European Gas Prices Surge Over 50% as Analysts Rule Out Extension of Russian Imports

Deep News
03/05

European natural gas prices have climbed to their highest levels since 2023 due to escalating conflicts in the Middle East, reigniting energy security concerns across the continent four years after the onset of the Russia-Ukraine war.

The price of natural gas in Europe has risen 53% since last Friday as shipping through the critical Strait of Hormuz has nearly halted, and attacks by Iran on Qatar have forced the world's second-largest liquefied natural gas (LNG) supplier to suspend production.

Henning Gloystein, an energy expert at Eurasia Group, stated, "This is a double blow. Europe had just emerged from an industrial energy crisis and is now confronting a new one."

On Wednesday, an LNG tanker originally bound for France diverted across the Atlantic towards Asia, marking the first vessel to change course and indicating heightened competition from Asian economies for available supplies.

According to data from commodity intelligence firm Kpler, the 'BW Brussels,' carrying Nigerian LNG, turned south in the direction of the Cape of Good Hope.

The intensified competition for LNG cargoes comes as Europe recovers from an unusually cold winter that significantly drained its natural gas reserves.

Simeone Tagliapietra, a senior fellow at the Bruegel think tank, noted, "Stocks have never been this low at this time of year. Refilling storage for next winter needs to start now. If replenishment must occur at current prices, it will place a substantial burden on Europe."

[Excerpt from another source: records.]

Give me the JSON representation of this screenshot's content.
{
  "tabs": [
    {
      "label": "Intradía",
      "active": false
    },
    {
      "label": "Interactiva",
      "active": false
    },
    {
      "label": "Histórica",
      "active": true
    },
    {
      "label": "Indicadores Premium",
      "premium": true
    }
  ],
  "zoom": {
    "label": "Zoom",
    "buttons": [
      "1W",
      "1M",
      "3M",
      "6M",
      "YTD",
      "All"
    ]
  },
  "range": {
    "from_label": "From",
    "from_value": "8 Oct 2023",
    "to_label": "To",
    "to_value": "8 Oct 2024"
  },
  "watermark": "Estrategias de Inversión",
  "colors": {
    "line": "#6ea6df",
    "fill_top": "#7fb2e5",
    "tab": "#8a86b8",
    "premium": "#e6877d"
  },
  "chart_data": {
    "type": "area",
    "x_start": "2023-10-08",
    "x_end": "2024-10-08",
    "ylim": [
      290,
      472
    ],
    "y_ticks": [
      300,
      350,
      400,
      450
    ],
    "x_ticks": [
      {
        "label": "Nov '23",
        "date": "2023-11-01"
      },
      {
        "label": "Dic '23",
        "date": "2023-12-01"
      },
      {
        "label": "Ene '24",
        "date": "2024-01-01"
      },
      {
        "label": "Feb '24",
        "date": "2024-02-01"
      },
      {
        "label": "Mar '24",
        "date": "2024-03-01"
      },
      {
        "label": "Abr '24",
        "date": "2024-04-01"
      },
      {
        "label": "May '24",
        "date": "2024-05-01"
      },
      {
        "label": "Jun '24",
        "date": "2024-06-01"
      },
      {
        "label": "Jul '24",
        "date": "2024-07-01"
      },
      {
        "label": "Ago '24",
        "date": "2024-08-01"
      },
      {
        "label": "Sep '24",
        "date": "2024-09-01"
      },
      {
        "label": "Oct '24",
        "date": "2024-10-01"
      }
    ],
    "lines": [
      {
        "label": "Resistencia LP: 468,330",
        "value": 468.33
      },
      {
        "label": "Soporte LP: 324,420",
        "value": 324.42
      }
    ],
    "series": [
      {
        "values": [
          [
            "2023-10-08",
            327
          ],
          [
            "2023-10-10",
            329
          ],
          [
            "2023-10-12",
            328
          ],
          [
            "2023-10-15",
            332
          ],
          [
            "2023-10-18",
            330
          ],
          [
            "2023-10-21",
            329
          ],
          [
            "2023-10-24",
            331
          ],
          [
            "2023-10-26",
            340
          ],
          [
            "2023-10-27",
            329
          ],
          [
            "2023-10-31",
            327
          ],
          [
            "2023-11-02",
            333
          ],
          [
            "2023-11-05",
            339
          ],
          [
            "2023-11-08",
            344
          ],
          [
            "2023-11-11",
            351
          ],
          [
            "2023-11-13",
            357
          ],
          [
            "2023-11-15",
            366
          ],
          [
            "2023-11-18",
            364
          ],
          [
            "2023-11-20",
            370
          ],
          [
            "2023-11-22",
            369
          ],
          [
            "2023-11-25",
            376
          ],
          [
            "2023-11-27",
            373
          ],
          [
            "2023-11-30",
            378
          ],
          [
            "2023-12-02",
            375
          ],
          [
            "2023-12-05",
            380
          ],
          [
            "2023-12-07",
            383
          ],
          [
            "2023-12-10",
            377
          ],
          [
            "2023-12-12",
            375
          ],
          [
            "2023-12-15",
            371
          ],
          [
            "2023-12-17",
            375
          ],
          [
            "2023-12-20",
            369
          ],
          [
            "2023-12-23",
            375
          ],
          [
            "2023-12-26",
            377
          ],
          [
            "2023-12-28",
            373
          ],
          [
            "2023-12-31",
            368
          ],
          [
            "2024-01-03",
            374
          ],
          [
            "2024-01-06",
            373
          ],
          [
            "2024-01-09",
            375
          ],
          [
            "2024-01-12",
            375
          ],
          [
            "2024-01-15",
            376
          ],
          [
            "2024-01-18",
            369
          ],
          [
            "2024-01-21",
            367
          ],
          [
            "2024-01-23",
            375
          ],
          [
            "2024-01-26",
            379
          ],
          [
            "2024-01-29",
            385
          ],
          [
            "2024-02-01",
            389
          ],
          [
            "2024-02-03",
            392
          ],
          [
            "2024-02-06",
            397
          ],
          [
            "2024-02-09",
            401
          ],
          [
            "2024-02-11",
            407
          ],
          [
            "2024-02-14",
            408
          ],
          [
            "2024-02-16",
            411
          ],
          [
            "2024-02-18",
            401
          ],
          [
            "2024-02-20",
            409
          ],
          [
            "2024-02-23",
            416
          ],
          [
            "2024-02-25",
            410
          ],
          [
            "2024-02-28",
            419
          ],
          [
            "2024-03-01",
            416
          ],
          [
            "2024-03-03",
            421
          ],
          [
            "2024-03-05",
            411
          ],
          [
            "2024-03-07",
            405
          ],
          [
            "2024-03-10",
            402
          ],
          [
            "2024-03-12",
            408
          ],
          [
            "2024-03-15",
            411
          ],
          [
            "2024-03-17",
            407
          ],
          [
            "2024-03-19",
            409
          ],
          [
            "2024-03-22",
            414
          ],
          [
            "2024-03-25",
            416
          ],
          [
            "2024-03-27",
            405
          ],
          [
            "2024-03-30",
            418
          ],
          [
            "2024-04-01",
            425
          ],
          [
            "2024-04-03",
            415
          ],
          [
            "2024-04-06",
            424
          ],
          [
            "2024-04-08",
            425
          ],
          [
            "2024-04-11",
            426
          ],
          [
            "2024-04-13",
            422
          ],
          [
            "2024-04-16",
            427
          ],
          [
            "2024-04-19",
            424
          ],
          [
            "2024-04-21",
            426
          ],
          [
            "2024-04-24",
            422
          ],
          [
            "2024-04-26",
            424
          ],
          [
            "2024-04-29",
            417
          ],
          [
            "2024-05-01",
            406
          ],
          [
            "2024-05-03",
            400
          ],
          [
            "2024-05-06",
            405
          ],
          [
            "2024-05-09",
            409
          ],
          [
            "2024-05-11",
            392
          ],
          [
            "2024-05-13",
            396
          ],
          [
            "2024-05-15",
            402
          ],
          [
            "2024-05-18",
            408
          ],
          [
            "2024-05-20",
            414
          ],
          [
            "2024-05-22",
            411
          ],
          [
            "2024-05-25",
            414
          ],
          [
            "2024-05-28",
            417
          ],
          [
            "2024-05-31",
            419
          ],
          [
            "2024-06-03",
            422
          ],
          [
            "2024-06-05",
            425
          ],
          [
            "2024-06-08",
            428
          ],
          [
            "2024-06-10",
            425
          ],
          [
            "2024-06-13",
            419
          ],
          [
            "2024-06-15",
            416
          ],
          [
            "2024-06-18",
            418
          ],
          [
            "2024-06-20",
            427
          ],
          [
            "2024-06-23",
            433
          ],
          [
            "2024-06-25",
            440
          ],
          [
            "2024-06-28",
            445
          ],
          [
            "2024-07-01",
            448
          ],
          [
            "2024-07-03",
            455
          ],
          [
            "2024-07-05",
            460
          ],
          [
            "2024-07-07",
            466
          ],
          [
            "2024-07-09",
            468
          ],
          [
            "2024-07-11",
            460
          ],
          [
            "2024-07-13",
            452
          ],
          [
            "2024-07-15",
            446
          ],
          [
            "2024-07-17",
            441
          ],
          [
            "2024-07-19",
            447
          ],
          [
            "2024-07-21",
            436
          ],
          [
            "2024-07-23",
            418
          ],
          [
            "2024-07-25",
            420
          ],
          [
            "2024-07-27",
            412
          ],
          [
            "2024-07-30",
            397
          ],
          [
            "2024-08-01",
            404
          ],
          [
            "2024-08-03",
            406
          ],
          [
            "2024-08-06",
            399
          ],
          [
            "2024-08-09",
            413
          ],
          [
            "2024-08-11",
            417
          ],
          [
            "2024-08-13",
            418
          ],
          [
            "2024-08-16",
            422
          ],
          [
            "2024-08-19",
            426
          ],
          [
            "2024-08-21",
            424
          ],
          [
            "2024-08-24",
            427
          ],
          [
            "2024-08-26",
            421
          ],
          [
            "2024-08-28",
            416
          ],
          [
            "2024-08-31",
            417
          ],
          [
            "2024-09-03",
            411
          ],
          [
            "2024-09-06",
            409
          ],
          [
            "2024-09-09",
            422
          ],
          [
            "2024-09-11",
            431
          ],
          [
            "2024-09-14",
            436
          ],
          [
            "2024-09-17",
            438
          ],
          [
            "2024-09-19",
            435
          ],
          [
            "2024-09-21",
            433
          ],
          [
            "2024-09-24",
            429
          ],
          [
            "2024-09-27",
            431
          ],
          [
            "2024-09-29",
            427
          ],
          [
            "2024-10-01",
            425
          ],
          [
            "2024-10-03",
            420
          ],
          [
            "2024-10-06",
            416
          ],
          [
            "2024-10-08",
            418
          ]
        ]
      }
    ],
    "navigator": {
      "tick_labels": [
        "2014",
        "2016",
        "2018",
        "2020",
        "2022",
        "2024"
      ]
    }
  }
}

Data from Gas Infrastructure Europe shows that EU gas storage levels are currently below 30%, compared to a five-year average for the same period of approximately 45%.

Countries such as the Netherlands, Sweden, Croatia, and Latvia have particularly low reserve levels.

An EU official indicated that it remains possible to refill storage to 90% before next winter, adding that member states did not call for coordinated price-limiting measures during a meeting on Wednesday morning.

Dutch Prime Minister Mark Rutte said on Tuesday that the Netherlands is not at risk of running out of gas, though the government is preparing unspecified support measures. He emphasized, "The current priority is to replenish gas reserves as quickly as possible."

A senior energy trader mentioned that EU storage facilities typically see little withdrawal after late March, and given the current warm weather, "we have almost stopped withdrawing."

Since 2022, the EU has diversified its supplies, reducing dependence on Russian gas by increasing imports from the United States and securing more supply from Norway.

Only about 10% of Europe's LNG comes from Qatar. However, if competition for supplies from other sources continues to drive up prices, inflation could rise significantly and dampen economic growth, particularly in countries like Italy and Germany that rely more heavily on LNG imports.

Even before this week's price surge, eurozone inflation had risen to 1.9% in February, exceeding market expectations.

European Central Bank Chief Economist Philip Lane warned that a prolonged conflict in the Middle East could lead to a "significant spike in energy-driven inflation alongside a sharp decline in economic output." Nevertheless, current European gas prices, around €48.77 per megawatt-hour, remain far below the peak of €340 reached in 2022.

Some analysts have speculated that an extreme option to bolster European gas supplies would be to extend imports from Russia. The EU had planned to begin phasing out Russian LNG imports starting in April, beginning with short-term contracts and covering all contracts by the end of the year.

However, analysis firm Rystad stated that such a proposal would be highly politically contentious and face opposition from the United States, which has significantly increased its LNG exports to Europe since Russian supplies declined, making the scenario "highly unlikely."

On Wednesday, Russian President Vladimir Putin suggested that gas supplies to Europe could be cut off before the EU's ban takes effect, though he described the comment as merely "thinking aloud."

The ongoing conflict may push Europe closer to the United States. German Chancellor Friedrich Merz discussed trade relations with Donald Trump in Washington on Tuesday.

If the Middle East conflict persists, analysts expect governments to implement other measures to control prices, though many of these could conflict with Europe's climate goals.